The Advantage of Having Venture Backed Friends
I’ve made over 100 investments in my career and nearly half of those went into diverse teams.
I’ll be the first to back up the notion that diverse founders have just as much ambition, drive, intellectual horsepower, creativity—you name it—than anyone else. In fact, you could make the argument that, because of their lack of advantages in other areas, the ones who make it to a venture pitch actually have more of these raw ingredients because they’ve had to in order to make it to the same destination as their straight white male counterparts.
There is, however, an advantage that some founders have over others that I hate to admit exists—but one that I would very much like to solve for.
A founder who has a handful of venture-backed friends—successful ones who have raised multiple rounds of capital and who have grown their companies through different stages—has a huge advantage over one that doesn’t. This group of close connections can not only introduce them to capital but can give strong referrals based on years of shared history. It also provides a built-in set of advisors that can be called upon along the way.
You can tell when a founder has a goto set of people in their network to ask all the dumb, remedial questions about hiring, fundraising, deal doing, PR, etc. No one expects a founder to know all of these things at birth, but when you can go to breakfast with a close friend and say, “Explain to me how you ran your fundraising process…” or “Tell me how you successfully hired for marketing” that means they’re going to hit the ground running on every single aspect of growing their company and being a CEO. They just know what the job is supposed to be and what level they need to be performing at because they’ve seen examples of it up close and over time.
Now ask yourselves the question, “Who has a close-knit group of venture-backed friends?”
We all know the answer to that. Because of where venture dollars have historically flowed, and because most people’s networks look like themselves, people who are well connected to other venture-backed founders are disproportionally straight, white, males.

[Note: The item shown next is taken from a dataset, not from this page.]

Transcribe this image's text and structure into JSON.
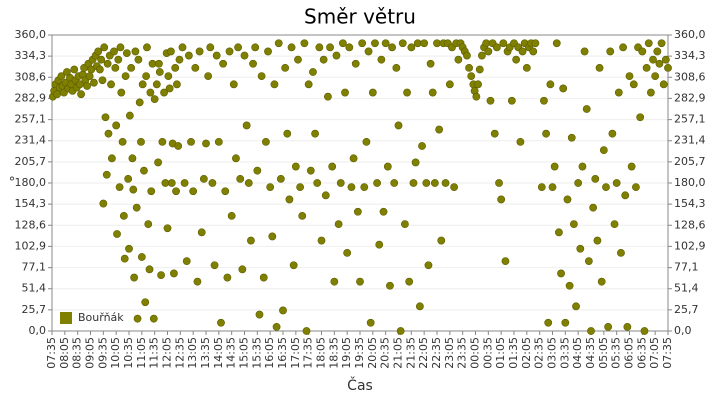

The reasons why are plentiful and probably overlapping. We can argue about the why, but the fact remains true that not only are capital networks highly segregated, but so are the networks of successful founders themselves.

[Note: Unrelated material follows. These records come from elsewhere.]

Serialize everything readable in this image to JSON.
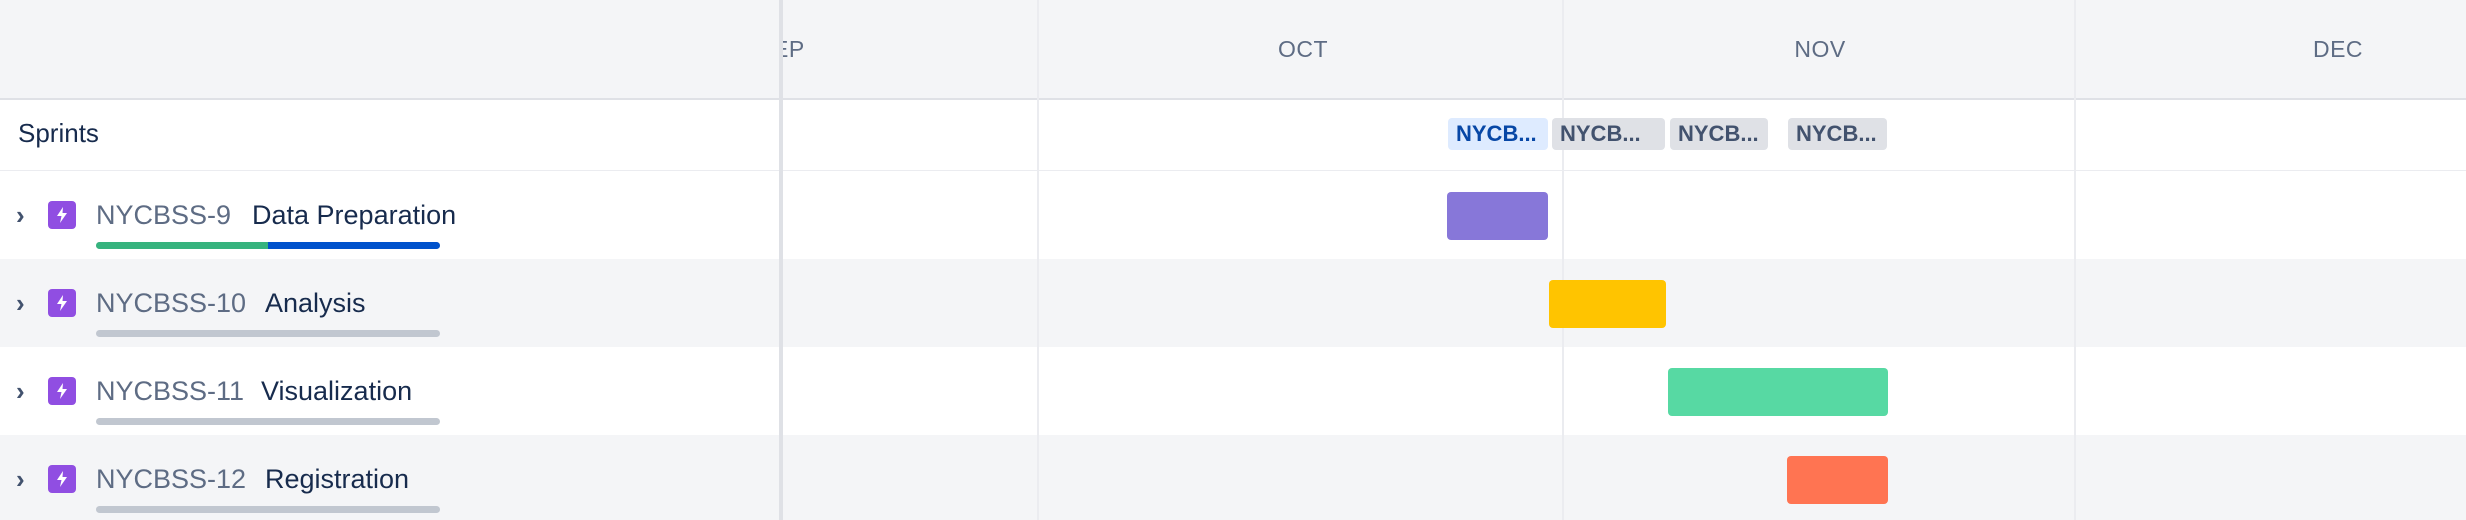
{
  "timeline": {
    "months": [
      "EP",
      "OCT",
      "NOV",
      "DEC"
    ]
  },
  "sprints_row": {
    "label": "Sprints",
    "chips": [
      "NYCB...",
      "NYCB...",
      "NYCB...",
      "NYCB..."
    ]
  },
  "issues": [
    {
      "key": "NYCBSS-9",
      "summary": "Data Preparation",
      "bar_color": "#8777d9",
      "progress": {
        "done": 0.5,
        "in_progress": 0.5
      }
    },
    {
      "key": "NYCBSS-10",
      "summary": "Analysis",
      "bar_color": "#ffc400",
      "progress": {
        "done": 0,
        "in_progress": 0
      }
    },
    {
      "key": "NYCBSS-11",
      "summary": "Visualization",
      "bar_color": "#57d9a3",
      "progress": {
        "done": 0,
        "in_progress": 0
      }
    },
    {
      "key": "NYCBSS-12",
      "summary": "Registration",
      "bar_color": "#ff7452",
      "progress": {
        "done": 0,
        "in_progress": 0
      }
    }
  ],
  "colors": {
    "header_bg": "#f4f5f7",
    "epic_icon": "#904ee2",
    "progress_done": "#36b37e",
    "progress_in_progress": "#0052cc",
    "progress_track": "#c1c7d0"
  },
  "icons": {
    "expand": "chevron-right-icon",
    "issue_type": "epic-lightning-icon"
  }
}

This has really bothered me—because as much as I believe that everyone has an equal shot at success once given the opportunity, it’s hard for me to argue with the notion that these networks are themselves an advantage—one that is not evenly distributed.

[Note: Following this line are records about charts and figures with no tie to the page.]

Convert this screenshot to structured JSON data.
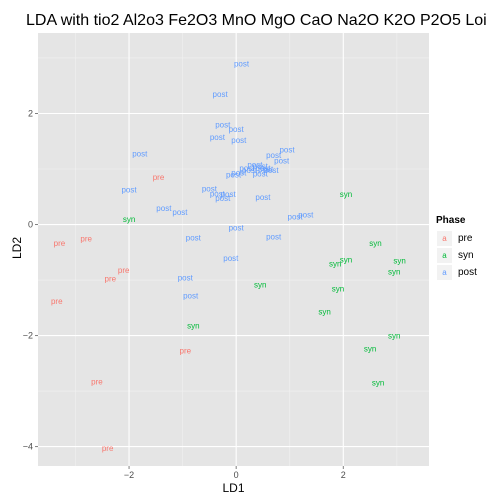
{
  "chart_data": {
    "type": "scatter",
    "title": "LDA with tio2 Al2o3 Fe2O3 MnO MgO CaO Na2O K2O P2O5 Loi",
    "xlabel": "LD1",
    "ylabel": "LD2",
    "xlim": [
      -3.7,
      3.6
    ],
    "ylim": [
      -4.35,
      3.45
    ],
    "x_ticks": [
      -2,
      0,
      2
    ],
    "y_ticks": [
      -4,
      -2,
      0,
      2
    ],
    "grid": true,
    "legend": {
      "title": "Phase",
      "position": "right",
      "glyph": "a",
      "items": [
        {
          "name": "pre",
          "color": "#F8766D"
        },
        {
          "name": "syn",
          "color": "#00BA38"
        },
        {
          "name": "post",
          "color": "#619CFF"
        }
      ]
    },
    "series": [
      {
        "name": "pre",
        "color": "#F8766D",
        "points": [
          {
            "x": -1.45,
            "y": 0.86
          },
          {
            "x": -3.3,
            "y": -0.33
          },
          {
            "x": -2.8,
            "y": -0.25
          },
          {
            "x": -2.1,
            "y": -0.82
          },
          {
            "x": -2.35,
            "y": -0.97
          },
          {
            "x": -3.35,
            "y": -1.38
          },
          {
            "x": -0.95,
            "y": -2.27
          },
          {
            "x": -2.6,
            "y": -2.83
          },
          {
            "x": -2.4,
            "y": -4.03
          }
        ]
      },
      {
        "name": "syn",
        "color": "#00BA38",
        "points": [
          {
            "x": 2.05,
            "y": 0.55
          },
          {
            "x": -2.0,
            "y": 0.1
          },
          {
            "x": 2.6,
            "y": -0.33
          },
          {
            "x": 3.05,
            "y": -0.65
          },
          {
            "x": 2.05,
            "y": -0.63
          },
          {
            "x": 1.85,
            "y": -0.7
          },
          {
            "x": 2.95,
            "y": -0.85
          },
          {
            "x": 0.45,
            "y": -1.08
          },
          {
            "x": 1.9,
            "y": -1.15
          },
          {
            "x": 1.65,
            "y": -1.57
          },
          {
            "x": -0.8,
            "y": -1.82
          },
          {
            "x": 2.95,
            "y": -2.0
          },
          {
            "x": 2.5,
            "y": -2.23
          },
          {
            "x": 2.65,
            "y": -2.85
          }
        ]
      },
      {
        "name": "post",
        "color": "#619CFF",
        "points": [
          {
            "x": 0.1,
            "y": 2.9
          },
          {
            "x": -0.3,
            "y": 2.35
          },
          {
            "x": -0.25,
            "y": 1.8
          },
          {
            "x": 0.0,
            "y": 1.72
          },
          {
            "x": -0.35,
            "y": 1.58
          },
          {
            "x": 0.05,
            "y": 1.52
          },
          {
            "x": -1.8,
            "y": 1.28
          },
          {
            "x": 0.95,
            "y": 1.35
          },
          {
            "x": 0.7,
            "y": 1.25
          },
          {
            "x": 0.85,
            "y": 1.15
          },
          {
            "x": 0.35,
            "y": 1.08
          },
          {
            "x": 0.45,
            "y": 1.05
          },
          {
            "x": 0.5,
            "y": 1.02
          },
          {
            "x": 0.2,
            "y": 1.02
          },
          {
            "x": 0.55,
            "y": 1.0
          },
          {
            "x": 0.25,
            "y": 0.98
          },
          {
            "x": 0.05,
            "y": 0.94
          },
          {
            "x": 0.45,
            "y": 0.92
          },
          {
            "x": 0.65,
            "y": 0.98
          },
          {
            "x": -0.05,
            "y": 0.9
          },
          {
            "x": -2.0,
            "y": 0.63
          },
          {
            "x": -0.5,
            "y": 0.65
          },
          {
            "x": -0.35,
            "y": 0.56
          },
          {
            "x": -0.15,
            "y": 0.55
          },
          {
            "x": 0.5,
            "y": 0.5
          },
          {
            "x": -0.25,
            "y": 0.48
          },
          {
            "x": -1.35,
            "y": 0.3
          },
          {
            "x": -1.05,
            "y": 0.23
          },
          {
            "x": 1.3,
            "y": 0.18
          },
          {
            "x": 1.1,
            "y": 0.14
          },
          {
            "x": 0.0,
            "y": -0.05
          },
          {
            "x": -0.8,
            "y": -0.23
          },
          {
            "x": 0.7,
            "y": -0.22
          },
          {
            "x": -0.1,
            "y": -0.6
          },
          {
            "x": -0.95,
            "y": -0.95
          },
          {
            "x": -0.85,
            "y": -1.28
          }
        ]
      }
    ]
  }
}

It’s also not something you can fix overnight, either. There are all sorts of well-intentioned mentoring programs, networking events, etc. that stick a bunch of people in a room once, or for a couple of meetings—but that’s really different than spending two years of an MBA program together, including all the side trips, having your kids go to the same school, playing on softball teams together, etc.
It’s something to think about if you think that entrepreneurship will be in your future. Ask yourself, “Am I an island?” Are you a standout, unique within your network, disconnected from people who have lots of experience doing the things that you would like to be doing? Or, are you well connected—friends, even—with people a couple of steps ahead that you can learn from?
It’s also something to think about if you’ve gotten that venture backing—and what kinds of networks you’re participating in. If you’re going to make an impact on building a thriving, diverse ecosystem, showing up at a networking event once isn’t going to forge the kind of relationships where you can really go to bat for people and pass on your knowledge over time. How can you open yourself up to deeper, more authentic relationships over time with people who come from different backgrounds?